BIG PRIMPIN' featuring GREEN TEA , TUFF LUV , TEX and MI-NUH CARE at Stone's Place (1255 Queen West), Saturday (October 4). $5. 416-536-4242. Rating: NNNNN
As my conversation with Jeremy Laing wraps up, he says something odd for a DJ/promoter. "You know, until relatively recently, music wasn't really that big a part of my life."
Generally, new DJs spend a lot of time trying to prove that they've paid their dues, usually by exaggerating how long ago their careers started, sometimes bending the laws of time and space to give their CV more credibility.
Laing's approach to the party is a bit different from the mythmaking spawned over the years by the growth of DJ culture and the idea of the DJ as icon. Last May, Laing and his roommates decided to capitalize on their growing love of commercial hiphop, R&B and dancehall reggae, and started throwing queer parties at unlikely rock bars in Parkdale.
Big Primpin' bills itself as "hiphop for ho's and mo's," and attracts art scenesters, hipster kids, anarchist fags and others unfulfilled by both mainstream and underground approaches to dance music.
What's attractive about this event (as well as Laing's new project, the Miami-bass-centred Gina Rok monthly) isn't so much the music, but the sense of fun that it embodies. Instead of standing in the corner scratching your chin trying to decide whether the DJ is rewriting the rules of mixing records, you find yourself dancing, laughing and having a good time.
Known as the House of 114, Laing along with Andrew Sutherland, Mark Buck, Derrick Yong and Francey Russell are, perhaps unknowingly, part of a greater trend away from the DJ as artist and back toward the DJ as enabler.
"We recognized that it was something people wanted that wasn't being offered. We identified a need and created a space for it where people can enjoy it - particularly because the kind of space where hiphop is usually played isn't very inclusive or gay-positive."
This subtle act of changing the venue - and therefore the audience - for music that's fairly ordinary throughout much of the club district has an unexpectedly profound effect. It's a type of subversion, but it's not really a critique of hiphop culture.
The girls who come get glammed up because they feel safe, the fags go all out even though it's Parkdale, and the straight boys are well-behaved and generally well-dressed.
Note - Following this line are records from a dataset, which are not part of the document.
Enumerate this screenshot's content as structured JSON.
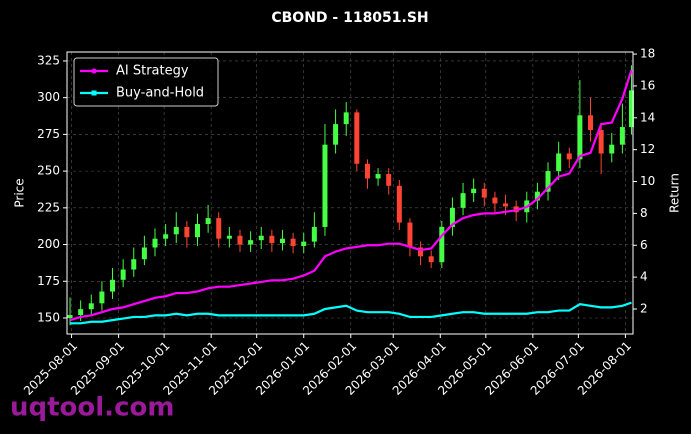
{
  "chart_data": {
    "type": "candlestick",
    "title": "CBOND - 118051.SH",
    "ylabel": "Price",
    "y2label": "Return",
    "x": [
      "2025-07-31",
      "2025-08-07",
      "2025-08-14",
      "2025-08-21",
      "2025-08-28",
      "2025-09-04",
      "2025-09-11",
      "2025-09-18",
      "2025-09-25",
      "2025-10-02",
      "2025-10-09",
      "2025-10-16",
      "2025-10-23",
      "2025-10-30",
      "2025-11-06",
      "2025-11-13",
      "2025-11-20",
      "2025-11-27",
      "2025-12-04",
      "2025-12-11",
      "2025-12-18",
      "2025-12-25",
      "2026-01-01",
      "2026-01-08",
      "2026-01-15",
      "2026-01-22",
      "2026-01-29",
      "2026-02-05",
      "2026-02-12",
      "2026-02-19",
      "2026-02-26",
      "2026-03-05",
      "2026-03-12",
      "2026-03-19",
      "2026-03-26",
      "2026-04-02",
      "2026-04-09",
      "2026-04-16",
      "2026-04-23",
      "2026-04-30",
      "2026-05-07",
      "2026-05-14",
      "2026-05-21",
      "2026-05-28",
      "2026-06-04",
      "2026-06-11",
      "2026-06-18",
      "2026-06-25",
      "2026-07-02",
      "2026-07-09",
      "2026-07-16",
      "2026-07-23",
      "2026-07-30",
      "2026-08-05"
    ],
    "open": [
      150,
      152,
      156,
      160,
      168,
      176,
      183,
      190,
      198,
      204,
      207,
      212,
      205,
      214,
      218,
      204,
      206,
      200,
      203,
      206,
      201,
      204,
      199,
      202,
      212,
      268,
      282,
      290,
      255,
      245,
      248,
      240,
      215,
      198,
      192,
      188,
      212,
      225,
      235,
      238,
      232,
      228,
      226,
      222,
      230,
      236,
      250,
      262,
      258,
      288,
      278,
      262,
      268,
      280
    ],
    "high": [
      164,
      162,
      166,
      175,
      184,
      190,
      198,
      206,
      211,
      214,
      222,
      216,
      221,
      227,
      222,
      212,
      210,
      209,
      212,
      210,
      210,
      208,
      208,
      222,
      282,
      292,
      297,
      292,
      258,
      252,
      252,
      244,
      218,
      202,
      196,
      216,
      232,
      242,
      245,
      242,
      236,
      234,
      230,
      236,
      242,
      256,
      270,
      266,
      312,
      300,
      282,
      276,
      296,
      322
    ],
    "low": [
      145,
      148,
      151,
      155,
      163,
      171,
      178,
      186,
      192,
      199,
      201,
      198,
      199,
      208,
      198,
      198,
      195,
      195,
      197,
      195,
      196,
      194,
      194,
      198,
      206,
      262,
      274,
      250,
      238,
      240,
      234,
      210,
      192,
      186,
      184,
      184,
      206,
      220,
      229,
      226,
      222,
      220,
      216,
      215,
      224,
      230,
      244,
      252,
      252,
      270,
      248,
      256,
      262,
      275
    ],
    "close": [
      152,
      156,
      160,
      168,
      176,
      183,
      190,
      198,
      204,
      207,
      212,
      205,
      214,
      218,
      204,
      206,
      200,
      203,
      206,
      201,
      204,
      199,
      202,
      212,
      268,
      282,
      290,
      255,
      245,
      248,
      240,
      215,
      198,
      192,
      188,
      212,
      225,
      235,
      238,
      232,
      228,
      226,
      222,
      230,
      236,
      250,
      262,
      258,
      288,
      278,
      262,
      268,
      280,
      305
    ],
    "up_color": "#44ff44",
    "down_color": "#ff4433",
    "series": [
      {
        "name": "AI Strategy",
        "color": "#ff00ff",
        "axis": "y2",
        "marker": "circle",
        "values": [
          1.3,
          1.5,
          1.6,
          1.8,
          2.0,
          2.1,
          2.3,
          2.5,
          2.7,
          2.8,
          3.0,
          3.0,
          3.1,
          3.3,
          3.4,
          3.4,
          3.5,
          3.6,
          3.7,
          3.8,
          3.8,
          3.9,
          4.1,
          4.4,
          5.3,
          5.6,
          5.8,
          5.9,
          6.0,
          6.0,
          6.1,
          6.1,
          5.9,
          5.7,
          5.8,
          6.6,
          7.3,
          7.7,
          7.9,
          8.0,
          8.0,
          8.1,
          8.2,
          8.4,
          8.9,
          9.6,
          10.3,
          10.5,
          11.6,
          11.8,
          13.6,
          13.7,
          15.2,
          17.0
        ]
      },
      {
        "name": "Buy-and-Hold",
        "color": "#00ffff",
        "axis": "y2",
        "marker": "square",
        "values": [
          1.1,
          1.1,
          1.2,
          1.2,
          1.3,
          1.4,
          1.5,
          1.5,
          1.6,
          1.6,
          1.7,
          1.6,
          1.7,
          1.7,
          1.6,
          1.6,
          1.6,
          1.6,
          1.6,
          1.6,
          1.6,
          1.6,
          1.6,
          1.7,
          2.0,
          2.1,
          2.2,
          1.9,
          1.8,
          1.8,
          1.8,
          1.7,
          1.5,
          1.5,
          1.5,
          1.6,
          1.7,
          1.8,
          1.8,
          1.7,
          1.7,
          1.7,
          1.7,
          1.7,
          1.8,
          1.8,
          1.9,
          1.9,
          2.3,
          2.2,
          2.1,
          2.1,
          2.2,
          2.4
        ]
      }
    ],
    "xlim": [
      "2025-07-29",
      "2026-08-06"
    ],
    "xticks": [
      "2025-08-01",
      "2025-09-01",
      "2025-10-01",
      "2025-11-01",
      "2025-12-01",
      "2026-01-01",
      "2026-02-01",
      "2026-03-01",
      "2026-04-01",
      "2026-05-01",
      "2026-06-01",
      "2026-07-01",
      "2026-08-01"
    ],
    "ylim": [
      139.1,
      331.1
    ],
    "yticks": [
      150,
      175,
      200,
      225,
      250,
      275,
      300,
      325
    ],
    "y2lim": [
      0.43,
      18.13
    ],
    "y2ticks": [
      2,
      4,
      6,
      8,
      10,
      12,
      14,
      16,
      18
    ],
    "grid": true,
    "legend": "upper left"
  },
  "watermark": "uqtool.com"
}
"I don't think I'm really in any position to make judgments about hiphop culture, but I can critique my own appreciation of it. We're kind of poking fun at how much you can like it while acknowledging that it can be pretty terrible sometimes."
Underground dance music in general lost a lot of its sense of fun some time ago, which is part of why the huge surge in interest in DJ culture died down so quickly. Everybody's a DJ these days, which has made dancers realize that long mixes aren't that big a deal if the party's good. What's more important is the dialogue between the person behind the decks and the people on the floor, which comes together in a much more mysterious way than good mixing technique could ever explain.